In the town of Idrija, Slovenia, the world's second largest mercury mine was active for 500 years and about 37,000 tons of mercury has been lost in the environment. Mercury is still drained from soil, riverbed and floodplains and transported with the Idrijca and Soca Rivers to the Gulf of Trieste. A part of inorganic mercury is methylated either in the river system, or later in the coastal area, and, due to its bioaccumulation and biomagnification represents potential danger to human health. A 1-D aquatic model MeRiMod was used to simulate hydrodynamics and sediment transport in the river system from Idrija to the Soca River mouth.
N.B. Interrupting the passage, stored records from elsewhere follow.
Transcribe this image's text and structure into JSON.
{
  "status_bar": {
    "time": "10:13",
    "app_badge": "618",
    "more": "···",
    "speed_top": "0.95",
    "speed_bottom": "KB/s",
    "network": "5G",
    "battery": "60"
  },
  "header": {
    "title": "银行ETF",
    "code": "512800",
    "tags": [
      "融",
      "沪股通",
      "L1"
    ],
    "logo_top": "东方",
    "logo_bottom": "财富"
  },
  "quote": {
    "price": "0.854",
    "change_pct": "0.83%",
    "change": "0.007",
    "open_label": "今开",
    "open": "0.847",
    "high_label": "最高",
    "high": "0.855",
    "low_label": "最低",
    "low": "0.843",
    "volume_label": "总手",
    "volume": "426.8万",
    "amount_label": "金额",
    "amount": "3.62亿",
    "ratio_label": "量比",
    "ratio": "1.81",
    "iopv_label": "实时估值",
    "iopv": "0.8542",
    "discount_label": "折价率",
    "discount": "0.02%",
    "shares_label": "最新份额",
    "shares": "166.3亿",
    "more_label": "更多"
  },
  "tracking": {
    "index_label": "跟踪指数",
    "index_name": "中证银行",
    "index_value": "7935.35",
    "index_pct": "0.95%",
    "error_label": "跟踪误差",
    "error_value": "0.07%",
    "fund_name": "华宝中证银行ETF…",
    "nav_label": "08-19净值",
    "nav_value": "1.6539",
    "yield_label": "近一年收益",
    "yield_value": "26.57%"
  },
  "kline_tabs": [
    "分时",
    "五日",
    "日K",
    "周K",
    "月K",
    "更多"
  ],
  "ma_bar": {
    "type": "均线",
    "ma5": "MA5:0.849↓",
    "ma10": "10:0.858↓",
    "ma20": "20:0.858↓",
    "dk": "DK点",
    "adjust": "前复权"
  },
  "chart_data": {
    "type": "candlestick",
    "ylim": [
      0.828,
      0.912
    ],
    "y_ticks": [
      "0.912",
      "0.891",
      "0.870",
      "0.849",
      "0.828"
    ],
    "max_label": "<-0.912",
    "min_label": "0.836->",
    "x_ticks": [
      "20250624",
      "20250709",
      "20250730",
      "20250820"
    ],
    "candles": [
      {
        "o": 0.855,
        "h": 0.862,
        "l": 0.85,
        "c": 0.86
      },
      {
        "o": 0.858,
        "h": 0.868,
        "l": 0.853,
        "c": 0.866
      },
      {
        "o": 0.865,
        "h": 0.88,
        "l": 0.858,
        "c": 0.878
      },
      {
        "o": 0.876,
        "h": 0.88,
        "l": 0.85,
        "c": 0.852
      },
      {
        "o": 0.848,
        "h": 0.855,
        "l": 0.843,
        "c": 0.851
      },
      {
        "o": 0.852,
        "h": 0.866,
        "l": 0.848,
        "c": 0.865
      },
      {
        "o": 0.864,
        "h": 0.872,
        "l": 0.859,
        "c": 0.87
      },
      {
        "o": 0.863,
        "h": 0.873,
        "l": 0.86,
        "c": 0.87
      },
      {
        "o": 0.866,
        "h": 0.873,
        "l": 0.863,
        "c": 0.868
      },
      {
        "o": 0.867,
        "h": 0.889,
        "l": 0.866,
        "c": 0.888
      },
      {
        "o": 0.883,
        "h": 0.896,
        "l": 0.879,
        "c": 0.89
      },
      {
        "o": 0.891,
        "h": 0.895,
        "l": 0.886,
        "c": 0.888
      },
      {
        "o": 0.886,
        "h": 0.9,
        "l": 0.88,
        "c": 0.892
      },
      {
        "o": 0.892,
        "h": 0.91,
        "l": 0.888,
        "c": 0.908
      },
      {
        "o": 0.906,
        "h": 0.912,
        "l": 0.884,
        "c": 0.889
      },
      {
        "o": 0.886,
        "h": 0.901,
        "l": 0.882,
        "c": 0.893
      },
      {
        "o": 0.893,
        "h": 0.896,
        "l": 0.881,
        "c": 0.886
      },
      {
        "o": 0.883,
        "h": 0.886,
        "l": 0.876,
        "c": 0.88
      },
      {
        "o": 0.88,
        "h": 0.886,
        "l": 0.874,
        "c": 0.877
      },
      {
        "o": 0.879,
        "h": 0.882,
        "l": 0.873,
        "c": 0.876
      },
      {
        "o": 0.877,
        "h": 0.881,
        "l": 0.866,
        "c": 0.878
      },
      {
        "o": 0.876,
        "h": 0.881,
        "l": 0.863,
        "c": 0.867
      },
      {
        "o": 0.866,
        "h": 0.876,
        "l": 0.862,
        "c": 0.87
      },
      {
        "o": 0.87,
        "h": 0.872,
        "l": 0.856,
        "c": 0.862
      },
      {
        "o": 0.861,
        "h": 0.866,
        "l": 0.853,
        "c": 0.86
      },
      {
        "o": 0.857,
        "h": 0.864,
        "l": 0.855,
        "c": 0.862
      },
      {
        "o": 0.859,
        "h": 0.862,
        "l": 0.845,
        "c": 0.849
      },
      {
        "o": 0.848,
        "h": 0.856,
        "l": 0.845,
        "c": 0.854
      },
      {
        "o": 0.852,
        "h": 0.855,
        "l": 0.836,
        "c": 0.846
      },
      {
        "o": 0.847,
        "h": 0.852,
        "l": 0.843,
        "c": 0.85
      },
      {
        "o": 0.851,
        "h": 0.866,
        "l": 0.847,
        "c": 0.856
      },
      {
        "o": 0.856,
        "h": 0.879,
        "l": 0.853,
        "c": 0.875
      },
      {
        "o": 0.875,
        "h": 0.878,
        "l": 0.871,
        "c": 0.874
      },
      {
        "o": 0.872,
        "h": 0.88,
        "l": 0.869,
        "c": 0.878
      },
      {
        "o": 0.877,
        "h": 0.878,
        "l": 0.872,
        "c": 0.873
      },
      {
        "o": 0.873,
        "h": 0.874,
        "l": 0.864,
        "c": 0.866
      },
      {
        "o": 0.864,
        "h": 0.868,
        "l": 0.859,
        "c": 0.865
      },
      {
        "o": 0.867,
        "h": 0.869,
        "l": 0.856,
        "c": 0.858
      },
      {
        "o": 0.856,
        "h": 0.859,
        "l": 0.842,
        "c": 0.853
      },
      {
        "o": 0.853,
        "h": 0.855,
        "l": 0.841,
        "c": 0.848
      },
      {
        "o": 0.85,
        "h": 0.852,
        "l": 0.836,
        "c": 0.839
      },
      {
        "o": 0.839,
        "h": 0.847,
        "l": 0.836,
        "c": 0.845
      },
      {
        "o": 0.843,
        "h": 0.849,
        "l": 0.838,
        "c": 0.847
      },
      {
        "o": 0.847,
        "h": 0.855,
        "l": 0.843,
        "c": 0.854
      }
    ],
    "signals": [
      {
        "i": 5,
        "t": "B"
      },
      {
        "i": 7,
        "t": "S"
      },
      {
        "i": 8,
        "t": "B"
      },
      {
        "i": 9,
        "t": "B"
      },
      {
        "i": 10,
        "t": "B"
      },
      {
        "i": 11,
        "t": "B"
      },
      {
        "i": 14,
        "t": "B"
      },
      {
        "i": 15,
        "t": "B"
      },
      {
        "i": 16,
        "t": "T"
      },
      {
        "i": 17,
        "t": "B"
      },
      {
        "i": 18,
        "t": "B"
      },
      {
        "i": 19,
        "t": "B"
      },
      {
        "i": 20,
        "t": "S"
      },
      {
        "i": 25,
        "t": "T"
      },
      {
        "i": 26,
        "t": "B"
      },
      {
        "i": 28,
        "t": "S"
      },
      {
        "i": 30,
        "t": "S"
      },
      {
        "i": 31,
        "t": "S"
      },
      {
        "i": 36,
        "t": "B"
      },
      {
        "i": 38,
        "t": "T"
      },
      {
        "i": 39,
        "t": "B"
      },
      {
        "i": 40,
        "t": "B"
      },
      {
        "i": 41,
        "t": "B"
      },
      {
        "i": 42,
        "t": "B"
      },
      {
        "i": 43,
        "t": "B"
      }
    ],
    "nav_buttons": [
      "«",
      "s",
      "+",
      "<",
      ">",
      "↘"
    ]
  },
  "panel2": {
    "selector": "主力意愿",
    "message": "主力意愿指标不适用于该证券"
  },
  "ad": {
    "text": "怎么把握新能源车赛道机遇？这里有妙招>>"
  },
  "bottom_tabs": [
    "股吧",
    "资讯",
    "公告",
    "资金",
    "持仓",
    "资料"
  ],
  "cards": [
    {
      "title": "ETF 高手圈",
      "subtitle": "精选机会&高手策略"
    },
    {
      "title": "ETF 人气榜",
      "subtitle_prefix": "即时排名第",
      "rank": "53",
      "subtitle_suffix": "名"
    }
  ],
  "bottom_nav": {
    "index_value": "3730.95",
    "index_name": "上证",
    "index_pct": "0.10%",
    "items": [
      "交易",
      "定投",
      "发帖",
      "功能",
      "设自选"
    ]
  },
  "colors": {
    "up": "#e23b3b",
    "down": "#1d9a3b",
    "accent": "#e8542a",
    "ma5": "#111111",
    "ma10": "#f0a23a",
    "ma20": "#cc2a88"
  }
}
Transport of particle bound and dissolved mercury as well as potential net methylation of mercury in the river system was simulated. The simulation of an observed flood wave with 20-year recurrence period was performed in order to validate the model. Methylation was simulated at lower discharges, as higher methylation rates occur in such conditions. The measurement data and the MeRiMod model were also used to establish a historical mercury mass balance of the Idrijca and Soca Rivers catchment. Sediment core data from the Gulf of Trieste and the measured concentrations from floodplains were used to verify and calibrate the model. Simulations of different high discharges were performed as most of the transport of particulate mercury occurs within flood wave conditions. Compared to the measurements, the results of the model showed an agreement within an order of magnitude, for the transport of total mercury mostly within a factor of 4, and for the methylation within a factor of 5. However, proper trends of the phenomena were obtained by simulations. The combination of modelling and measurements has resulted in some interesting conclusions about the phenomenon of the transport and transformations of mercury in the observed river system.